Why Does My Hand Hurt?
Last updated date: 17-Jul-2021
3 mins read
Pain in the hand, fingers or wrist used to be a relatively uncommon condition. Instead, workers who use their hands extensively to do manual work and heavy lifting are more likely to complain of aching shoulder muscles, a sore back and tired feet at the end of a day’s work!
Unfortunately, pain in the hands and wrist are now more common than ever, thanks to the prevalence of smartphones, digital tablets and computer focused work environments. The constant and prolonged use of these devices can result in strains and inflammation of the tendons, ligaments and nerves around the wrist and hand.
De Quervain’s tendinitis and Trigger Finger (Stenosing Tenosynovitis) are common painful conditions that affect the tendons of the hand. Both these conditions arise from inflammation, swelling and thickening of a tendon within its tendon sheath
De Quervain’s Tendinitis is marked by pain along the thumb side of the wrist and is often associated with a mild but tender swelling. Commonly called Mummy’s thumb, it is sometimes seen in new mothers who repeatedly lift their babies and after breastfeeding. Mothers with De Quervain’s experience severe pain along the base of the thumb when grasping objects, making a fist or while doing twisting and wringing motions of the wrist joint.

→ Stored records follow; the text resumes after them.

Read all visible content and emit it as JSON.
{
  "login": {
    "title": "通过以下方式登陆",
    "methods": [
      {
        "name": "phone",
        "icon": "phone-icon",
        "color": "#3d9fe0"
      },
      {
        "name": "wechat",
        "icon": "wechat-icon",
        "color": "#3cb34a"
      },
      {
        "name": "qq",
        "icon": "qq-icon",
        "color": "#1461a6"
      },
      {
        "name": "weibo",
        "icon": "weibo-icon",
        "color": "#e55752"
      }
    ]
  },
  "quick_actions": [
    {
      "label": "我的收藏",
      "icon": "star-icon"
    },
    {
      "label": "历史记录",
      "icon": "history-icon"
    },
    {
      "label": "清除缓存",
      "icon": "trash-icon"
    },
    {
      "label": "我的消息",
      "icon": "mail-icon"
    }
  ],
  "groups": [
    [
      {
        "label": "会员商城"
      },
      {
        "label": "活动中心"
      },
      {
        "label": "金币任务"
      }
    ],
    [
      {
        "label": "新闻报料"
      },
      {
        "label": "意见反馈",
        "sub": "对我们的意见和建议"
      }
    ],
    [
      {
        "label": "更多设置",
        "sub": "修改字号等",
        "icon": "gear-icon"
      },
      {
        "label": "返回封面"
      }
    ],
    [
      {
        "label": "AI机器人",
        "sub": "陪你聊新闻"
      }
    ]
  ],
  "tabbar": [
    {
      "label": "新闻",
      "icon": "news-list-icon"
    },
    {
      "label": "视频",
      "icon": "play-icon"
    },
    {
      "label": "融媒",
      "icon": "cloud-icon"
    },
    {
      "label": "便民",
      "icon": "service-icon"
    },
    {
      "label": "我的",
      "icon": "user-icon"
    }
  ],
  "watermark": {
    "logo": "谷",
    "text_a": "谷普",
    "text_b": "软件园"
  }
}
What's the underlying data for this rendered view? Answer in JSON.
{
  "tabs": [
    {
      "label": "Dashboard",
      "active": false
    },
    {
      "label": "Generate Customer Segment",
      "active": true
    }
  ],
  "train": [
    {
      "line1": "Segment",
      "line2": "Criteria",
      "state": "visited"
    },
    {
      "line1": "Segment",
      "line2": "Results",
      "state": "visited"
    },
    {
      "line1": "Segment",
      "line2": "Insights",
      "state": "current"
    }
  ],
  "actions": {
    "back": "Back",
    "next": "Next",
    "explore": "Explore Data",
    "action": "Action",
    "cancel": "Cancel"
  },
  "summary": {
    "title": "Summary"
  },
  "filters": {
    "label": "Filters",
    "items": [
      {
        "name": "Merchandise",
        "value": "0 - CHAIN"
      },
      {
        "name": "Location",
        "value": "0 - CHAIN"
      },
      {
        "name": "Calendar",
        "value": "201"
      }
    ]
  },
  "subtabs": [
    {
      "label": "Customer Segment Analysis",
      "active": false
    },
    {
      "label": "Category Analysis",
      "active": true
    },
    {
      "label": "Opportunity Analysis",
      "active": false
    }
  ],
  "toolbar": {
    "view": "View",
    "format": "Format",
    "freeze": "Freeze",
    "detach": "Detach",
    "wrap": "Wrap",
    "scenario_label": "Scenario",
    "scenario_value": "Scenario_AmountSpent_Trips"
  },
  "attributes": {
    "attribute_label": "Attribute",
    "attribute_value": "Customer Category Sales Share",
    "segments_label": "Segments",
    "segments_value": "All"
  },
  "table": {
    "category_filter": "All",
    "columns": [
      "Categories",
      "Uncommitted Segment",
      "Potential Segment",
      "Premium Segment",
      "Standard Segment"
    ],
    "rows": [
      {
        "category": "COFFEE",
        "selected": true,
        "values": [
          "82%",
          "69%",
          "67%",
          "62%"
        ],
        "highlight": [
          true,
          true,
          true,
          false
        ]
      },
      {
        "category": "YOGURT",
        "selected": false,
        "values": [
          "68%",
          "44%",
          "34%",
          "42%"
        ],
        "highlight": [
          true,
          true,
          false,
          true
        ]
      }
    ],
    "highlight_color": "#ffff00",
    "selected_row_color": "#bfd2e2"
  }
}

Trigger Finger commonly affects the middle and ring fingers. The thumbs and index fingers are also occasionally affected. It may present as pain in the palm or base of the fingers and thumb, with reduced finger range of motion. In more severe cases, the involved digit may “lock-up” or get stuck in a bent position. When this happens, it will be no longer possible to straighten the finger. Force maybe required to release the locked digit, resulting in a clicking sound, accompanied by pain. Trigger Finger is more common in people with diabetes mellitus. Diabetic patients may also develop triggering in multiple digits involving both hands.
Carpal Tunnel Syndrome is probably the most common painful condition of the hand. Worldwide estimates vary, but CTS may affect 3-20 percent of all working age adults, especially those involved in the manufacturing and construction industries. It is also more common in women. Typically, CTS starts as a sudden onset pain around the wrist joint, with numbness and tingling in the thumb, index and middle fingers. Symptoms are usually worse at night. If left untreated, CTS will result in hand muscle wasting and loss of grip strength. CTS can be diagnosed clinically by a doctor, although ultrasound and MRI scans may occasionally be helpful. Electrodiagnostic studies such as Nerve Conduction Studies and Electromyography are often used in Hand Surgery centres to aid in the diagnosis of CTS.
Early stages of CTS, De Quervain’s and Trigger Finger are treated with anti-inflammatory medications, along with resting and splinting of the involved digits and joints. The services of a Hand Therapist or Physiotherapist is often very helpful at this stage and may involve stretching and strengthening exercises. Corticosteroid injections are also often used and provide excellent pain relief to inflamed tendons but are controversial when used in the treatment of CTS.
Surgery is often the only respite for more advanced conditions of the above diseases. Fortunately, whilst technically demanding, these surgeries involve small incisions which can be done under local anaesthesia in a “Day Care” surgery setting that does not require overnight hospital stay. Surgery usually results in excellent outcomes with full return to hand function within 2 weeks.
So, don’t ignore the pain in your hand and please see your doctor if the pain persists. Lastly, practice good work ergonomics and put that smartphone away!